Connectez-vous

L’hommage des présidents Flosse et Fritch à Dick Ukeiwe

Jeudi 5 Septembre 2013

A l’annonce du décès, à l’âge de 84 ans, de l’ancien sénateur RPR de la Nouvelle Calédonie, Dick Ukeiwe, les présidents Gaston Flosse et Edouard Fritch ont adressé, chacun de leur côté, un message de condoléances que nous reproduisons ci-dessous en intégralité.



L’hommage des présidents Flosse et Fritch à Dick Ukeiwe

 

C’est avec une immense tristesse que le Président Sénateur Gaston Flosse, présent au 44e Forum des îles du Pacifique, a appris ce jour le décès de son ami Dick Ukeiwé. Né à Lifou le 13 décembre 1928, Dick Ukeiwé nous a quitté à l’âge de 84 ans. Fortement anti-indépendantiste, Gaulliste de conviction, il a été membre fondateur du RPCR, le Rassemblement Pour la Calédonie dans la République, aux côtés de Jacques Lafleur.
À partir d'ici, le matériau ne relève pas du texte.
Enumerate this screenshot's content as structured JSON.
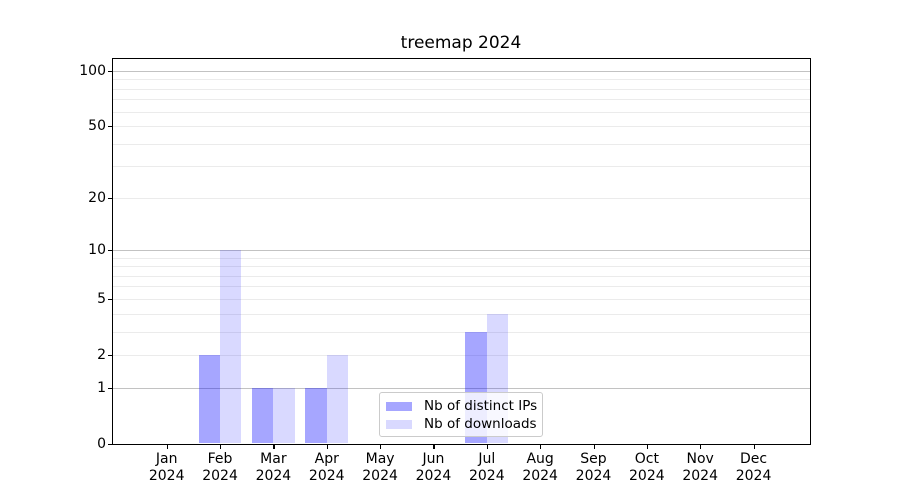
{
  "title": "treemap 2024",
  "chart_data": {
    "type": "bar",
    "x_months": [
      "Jan",
      "Feb",
      "Mar",
      "Apr",
      "May",
      "Jun",
      "Jul",
      "Aug",
      "Sep",
      "Oct",
      "Nov",
      "Dec"
    ],
    "x_year": "2024",
    "series": [
      {
        "name": "Nb of distinct IPs",
        "color": "rgba(0,0,255,0.35)",
        "color_on_white": "#a6a6ff",
        "values": [
          0,
          2,
          1,
          1,
          0,
          0,
          3,
          0,
          0,
          0,
          0,
          0
        ]
      },
      {
        "name": "Nb of downloads",
        "color": "rgba(0,0,255,0.15)",
        "color_on_white": "#d9d9ff",
        "values": [
          0,
          10,
          1,
          2,
          0,
          0,
          4,
          0,
          0,
          0,
          0,
          0
        ]
      }
    ],
    "title": "treemap 2024",
    "xlabel": "",
    "ylabel": "",
    "y_scale": "log10(1+y)",
    "ylim": [
      0,
      116
    ],
    "y_tick_labels": [
      0,
      1,
      2,
      5,
      10,
      20,
      50,
      100
    ],
    "y_major_gridlines": [
      1,
      10,
      100
    ],
    "y_minor_gridlines": [
      2,
      3,
      4,
      5,
      6,
      7,
      8,
      9,
      20,
      30,
      40,
      50,
      60,
      70,
      80,
      90
    ],
    "grid": "on",
    "legend_position": "lower center (inside plot)"
  },
  "colors": {
    "bar_dark": "#a6a6ff",
    "bar_light": "#d9d9ff",
    "grid_major": "#c2c2c2",
    "grid_minor": "#ebebeb",
    "spine": "#000000",
    "text": "#000000",
    "legend_border": "#cbcbcb",
    "legend_bg": "rgba(255,255,255,0.8)"
  }
}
Il a tour à tour été chef des différents exécutifs du territoire de 1979 à 1989, sénateur RPR de la Nouvelle Calédonie de 1983 à 1992 et député européen sous l’étiquette RDE de 1989 à 1994.

 

La Nouvelle Calédonie perd une figure majeure de sa vie politique. Il n’a eu de cesse de combattre très tôt pour une meilleure reconnaissance de la communauté Kanak et son égalité avec les Européens. Ce combat fonde son engagement en politique, sans jamais le conduire à une attitude de rejet ou de rupture. Bien au contraire, son action était profondément patriotique.

Suite aux évènements qui ensanglantèrent le territoire de 1984 1989, Dick Ukeiwé joua un rôle déterminant dans la construction du nouveau statut d’autonomie de la Nouvelle Calédonie, au sein de la République, pour contrebalancer le projet d’indépendance-association initialement promu par le Haut commissaire Edgard Pisani, et finalement rejeté tant par le FLNKS que par le RPCR.
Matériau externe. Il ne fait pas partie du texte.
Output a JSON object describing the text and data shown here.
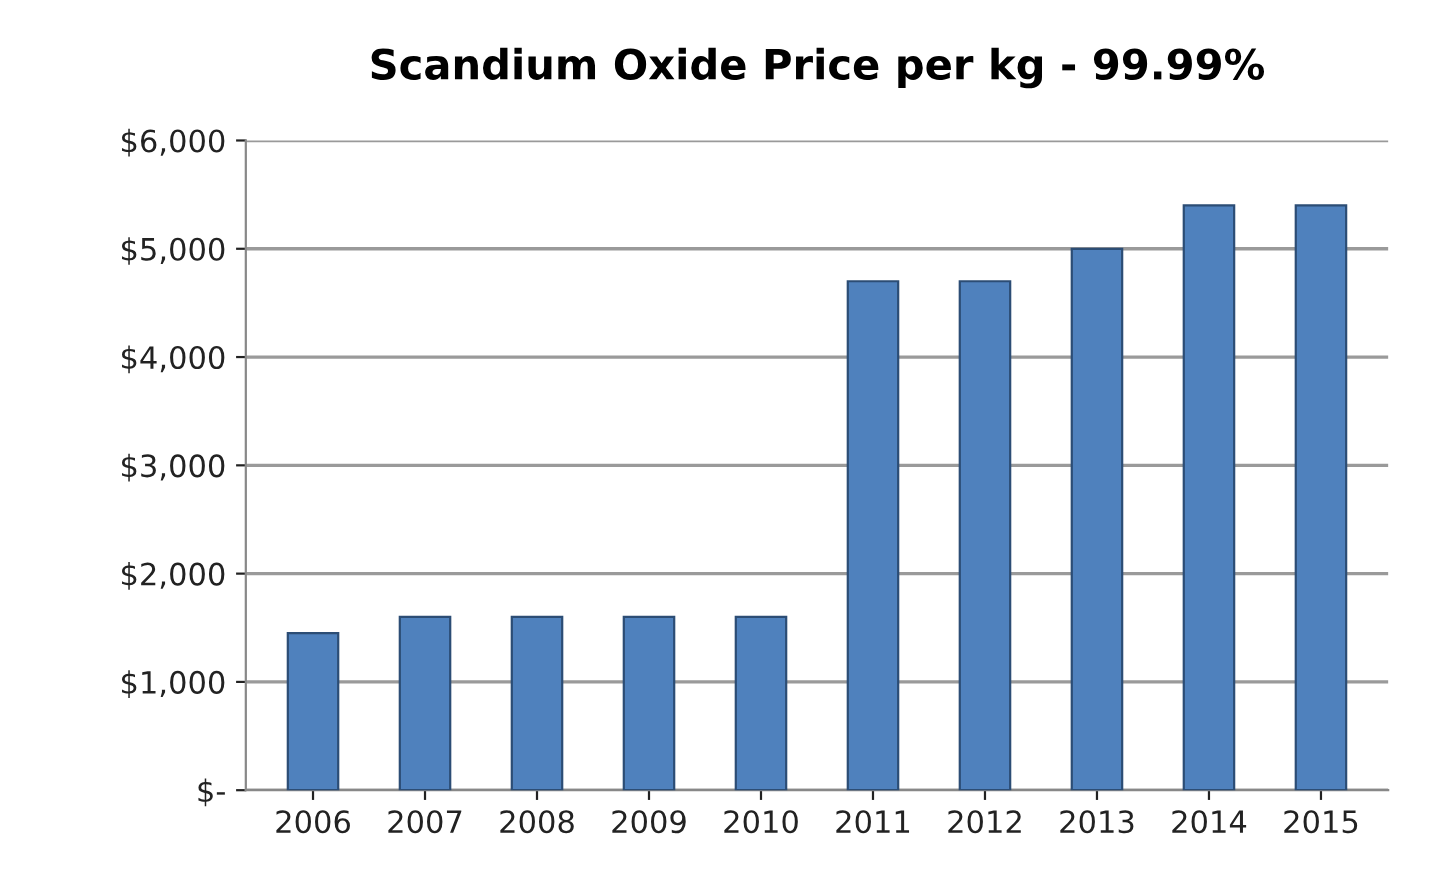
{
  "chart_data": {
    "type": "bar",
    "title": "Scandium Oxide Price per kg - 99.99%",
    "categories": [
      "2006",
      "2007",
      "2008",
      "2009",
      "2010",
      "2011",
      "2012",
      "2013",
      "2014",
      "2015"
    ],
    "values": [
      1450,
      1600,
      1600,
      1600,
      1600,
      4700,
      4700,
      5000,
      5400,
      5400
    ],
    "color": "#4f81bd",
    "ylim": [
      0,
      6000
    ],
    "yticks": [
      {
        "value": 0,
        "label": "$-"
      },
      {
        "value": 1000,
        "label": "$1,000"
      },
      {
        "value": 2000,
        "label": "$2,000"
      },
      {
        "value": 3000,
        "label": "$3,000"
      },
      {
        "value": 4000,
        "label": "$4,000"
      },
      {
        "value": 5000,
        "label": "$5,000"
      },
      {
        "value": 6000,
        "label": "$6,000"
      }
    ],
    "grid": "y"
  }
}
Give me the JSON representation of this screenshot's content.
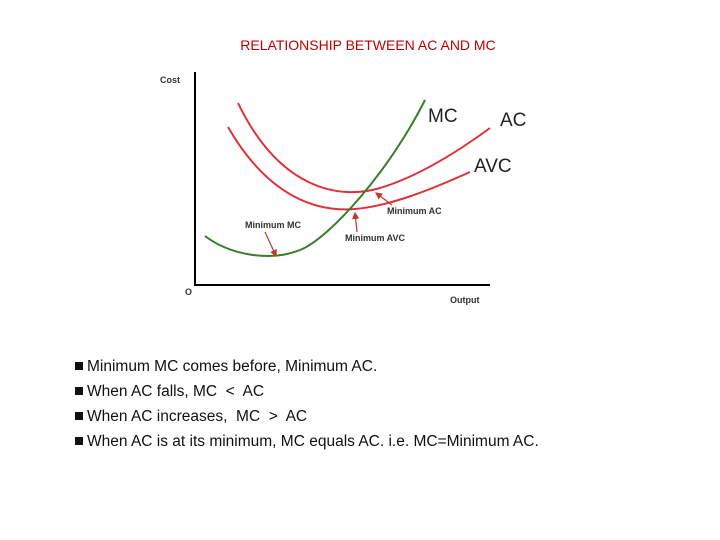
{
  "title": "RELATIONSHIP BETWEEN AC AND MC",
  "diagram": {
    "y_axis_label": "Cost",
    "x_axis_label": "Output",
    "origin_label": "O",
    "curves": [
      {
        "label": "MC"
      },
      {
        "label": "AC"
      },
      {
        "label": "AVC"
      }
    ],
    "annotations": [
      "Minimum MC",
      "Minimum AC",
      "Minimum AVC"
    ]
  },
  "bullets": [
    "Minimum MC comes before, Minimum AC.",
    "When AC falls, MC  <  AC",
    "When AC increases,  MC  >  AC",
    "When AC is at its minimum, MC equals AC. i.e. MC=Minimum AC."
  ]
}
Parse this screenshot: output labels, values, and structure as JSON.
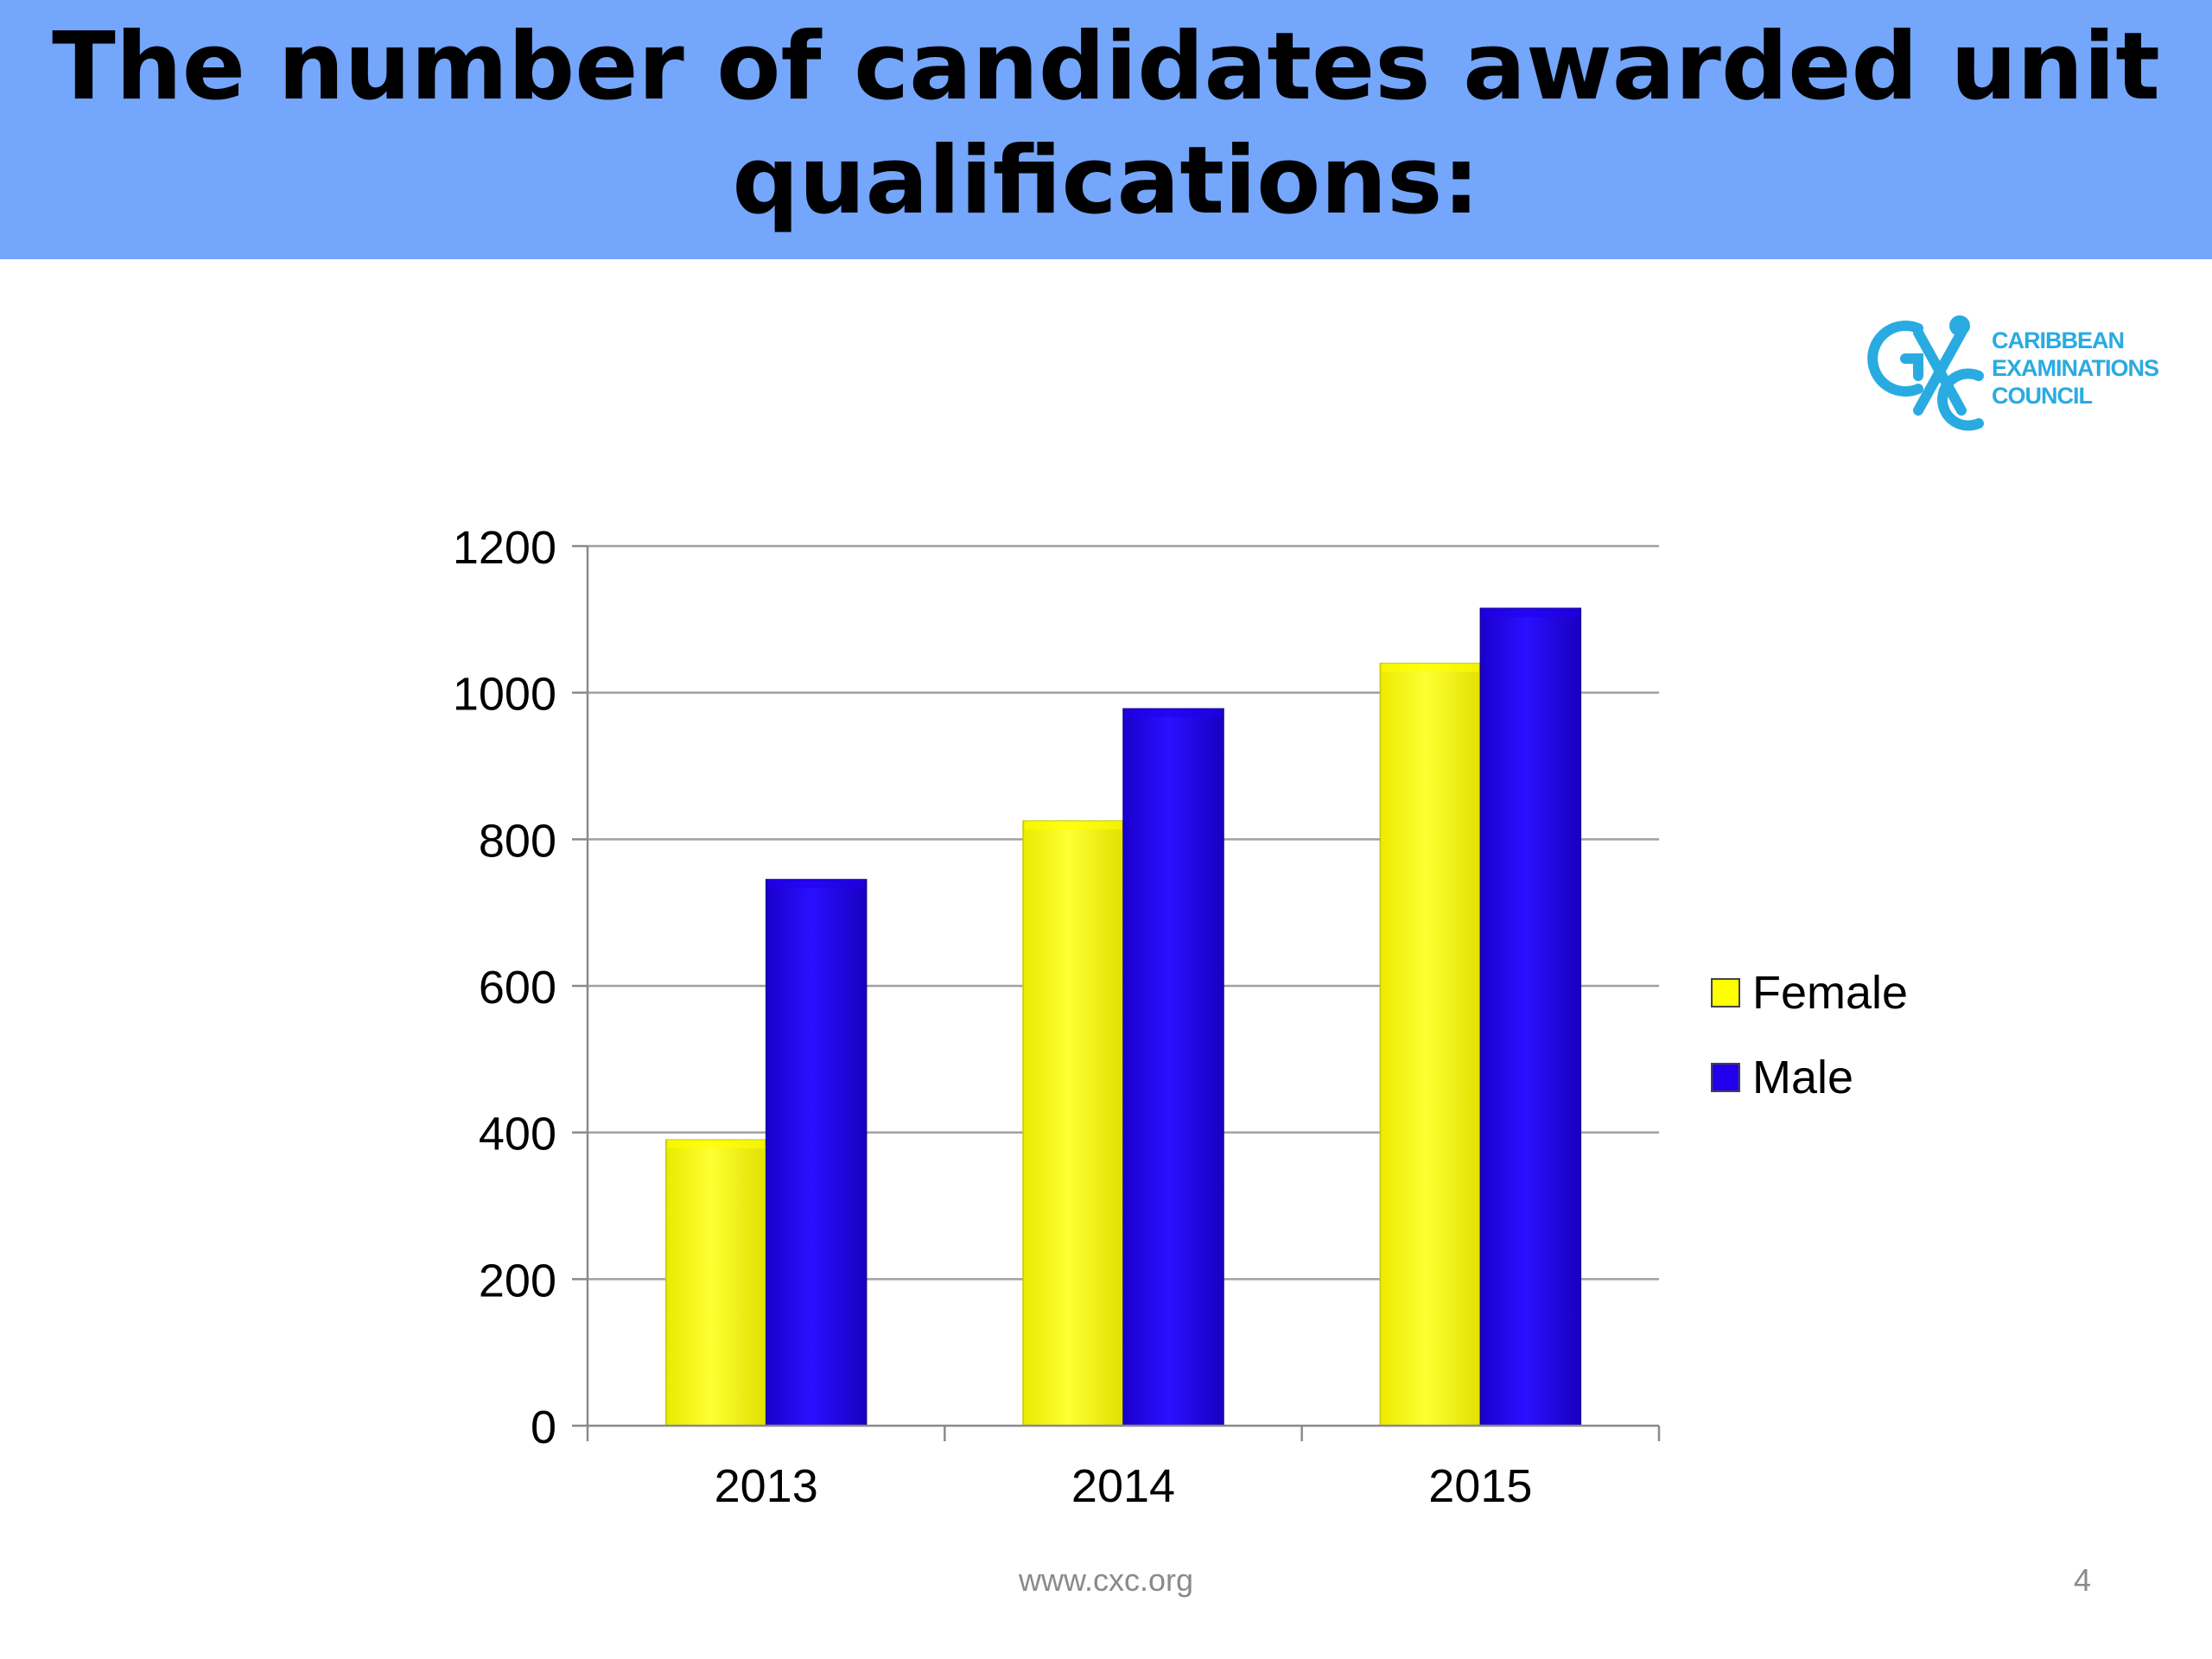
{
  "slide": {
    "title": "The number of candidates awarded unit qualifications:",
    "footer_url": "www.cxc.org",
    "slide_number": "4"
  },
  "logo": {
    "line1": "CARIBBEAN",
    "line2": "EXAMINATIONS",
    "line3": "COUNCIL",
    "color": "#29abe2",
    "icon": "cxc-emblem-icon"
  },
  "colors": {
    "title_band": "#74a6fb",
    "female": "#ffff00",
    "male": "#2200ee"
  },
  "chart_data": {
    "type": "bar",
    "categories": [
      "2013",
      "2014",
      "2015"
    ],
    "series": [
      {
        "name": "Female",
        "values": [
          390,
          825,
          1040
        ]
      },
      {
        "name": "Male",
        "values": [
          745,
          978,
          1115
        ]
      }
    ],
    "yticks": [
      "0",
      "200",
      "400",
      "600",
      "800",
      "1000",
      "1200"
    ],
    "ylim": [
      0,
      1200
    ],
    "grid": true,
    "legend": "right"
  }
}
A Paris, au Sénat, le 24 janvier 1985, il avait prononcé à ce sujet un discours qui avait bouleversé l’opinion et ouvert de nouvelles perspectives d’avenir, puisque plusieurs de ses idées devaient être retenues, notamment la création du Congrès et du Sénat coutumier. Plus tard, à l’issue des évènements, il fera partie des signataires des accords de Matignon le 26 juin 1988, tellement heureux qu’une issue pacifique ait enfin pu être trouvée aux évènements qui faillirent conduire son pays vers la guerre civile.
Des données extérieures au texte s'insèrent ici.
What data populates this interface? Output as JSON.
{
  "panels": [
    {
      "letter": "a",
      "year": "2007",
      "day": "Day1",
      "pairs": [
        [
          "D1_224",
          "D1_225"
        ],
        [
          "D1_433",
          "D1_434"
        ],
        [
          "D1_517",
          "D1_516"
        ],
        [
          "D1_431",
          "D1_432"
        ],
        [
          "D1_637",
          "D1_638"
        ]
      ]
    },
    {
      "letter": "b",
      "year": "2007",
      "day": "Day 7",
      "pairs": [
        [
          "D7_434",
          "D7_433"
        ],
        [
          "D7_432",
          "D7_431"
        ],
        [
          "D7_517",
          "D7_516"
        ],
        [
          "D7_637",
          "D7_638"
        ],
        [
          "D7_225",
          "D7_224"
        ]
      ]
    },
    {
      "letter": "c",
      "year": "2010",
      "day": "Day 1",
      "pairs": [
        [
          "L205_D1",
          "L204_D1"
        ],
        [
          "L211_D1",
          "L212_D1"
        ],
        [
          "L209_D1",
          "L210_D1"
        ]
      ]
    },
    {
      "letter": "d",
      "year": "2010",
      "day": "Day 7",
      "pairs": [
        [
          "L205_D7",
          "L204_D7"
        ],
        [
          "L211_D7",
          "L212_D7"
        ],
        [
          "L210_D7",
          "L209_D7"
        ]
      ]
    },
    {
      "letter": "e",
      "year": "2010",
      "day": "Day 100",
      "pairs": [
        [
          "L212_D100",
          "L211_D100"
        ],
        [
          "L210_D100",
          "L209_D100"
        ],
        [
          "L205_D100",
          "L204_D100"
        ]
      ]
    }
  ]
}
Dick Ukeiwé était un homme discret, respecté de tous. La Nouvelle Calédonie, contemporaine et apaisée, lui doit beaucoup. Il laissera sans aucun doute dans la mémoire des Calédoniens de tous bords, l’image d’un homme de grande sagesse, épris de liberté et de paix, pétris de tolérance, qui n’a voulu qu’une chose pour les Calédoniens : leur permettre de vivre et de s’épanouir ensemble au sein de la République française. C’était son leitmotiv.

A sa famille, de Lifou et de Dumbea, et à ses proches, le Président – Sénateur Gaston Flosse exprime ses condoléances profondément attristées. 

 


L’hommage des présidents Flosse et Fritch à Dick Ukeiwe

 

Pour sa part, le président de l’Assemblée, Edouard Fritch, tient à « rendre hommage à cet homme qui a mis sa vie au service de son pays, la Nouvelle Calédonie, et de la France ».

Avant de saluer « l’homme de convictions, mais surtout l’homme de dialogue qui fut l’un des artisans de la réconciliation entre les indépendantistes et les partisans de la France après les événements tragiques des années 80 en Nouvelle-Calédonie et qui s’est fortement impliqué à trouver une sortie pacifique de cette crise majeure ».

En conclusion, Edouard Fritch écrit: « Mes pensées et mes prières accompagnent sa famille et ses proches en ces instants douloureux ».